Groups would rotate from drill to drill until each athlete had completed all four, the final group finishing at around 10:00.
After players had a chance to put on helmets and shoulder pads it was time for one-on-one drills. The main event for many was the matchup between offensive and defensive linemen. The o-line lined up in formation five across, then a defensive player lined up across from one of the o-linemen. After a ball was snapped to a league rep acting as quarterback the players went full-contact, full speed; either trying to get to the QB or keeping the defensive player away from him.
Every representative from every team circled the action to watch these drills. Some players caught the attention of those watching because they stood out, others disappointed those in attendance.

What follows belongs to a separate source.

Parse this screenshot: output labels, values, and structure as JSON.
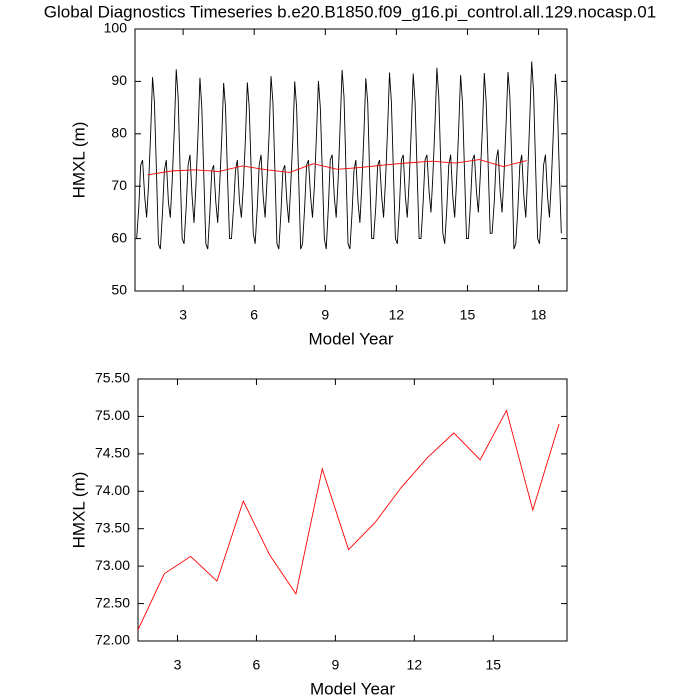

After the big men battled, the linebackers and running backs did the same drill. Those two groups also did one-on-one coverage drills, as did the receivers and defensive backs.
The final event consisted of a “gunner drill” to test a player’s ability to run down the field on kickoff or punt coverage, and his opponent’s ability to block him.
The Argos assistant general manager got a lot out of the weekend; particularly the medicals, the interviews, and the chance to see them move around in person. Argonauts.ca asked Magri if the weekend had led him to consider drafting someone he hadn’t previously thought highly of, or performed so poorly they would be taken off the team’s list of potential draftees.
“I think that might be a little extreme,” said Magri “Every year there’s always a handful of guys that moved their way up a little bit or moved their way down. It’s not necessarily just from one aspect, it’s just how they performed through the entire weekend and how it matched up to how we already felt about them based on background and film evaluation.”
Clemons said he personally got the most out of the interviews, then the on-field one-on-one sessions. How did he feel about the way his personnel group performed?
“Extremely happy,” he said after Sunday’s final session. “I believe that’s because a great amount of the work had already been put in. Vince and Alex got us organized and having Jim back is so great. He had his own list prepared and the coaches had also prepared; so with all of that input we felt we had a good idea of what we were going to be looking at. In some cases, guys fulfilled it (expectations), in other places we found maybe concerns and all of those things are valuable.”
By the time it was over there weren’t many pleasantries exchanged, it was time to get out of the freezing bubble and warm up.
The last major pre-draft evaluation opportunity is done. Now it’s up to Clemons and his staff to evaluate the players, conduct several mock drafts, and compile a final list of athletes and where they’ll be ranked when the Argos take part in the CFL draft just five weeks from now.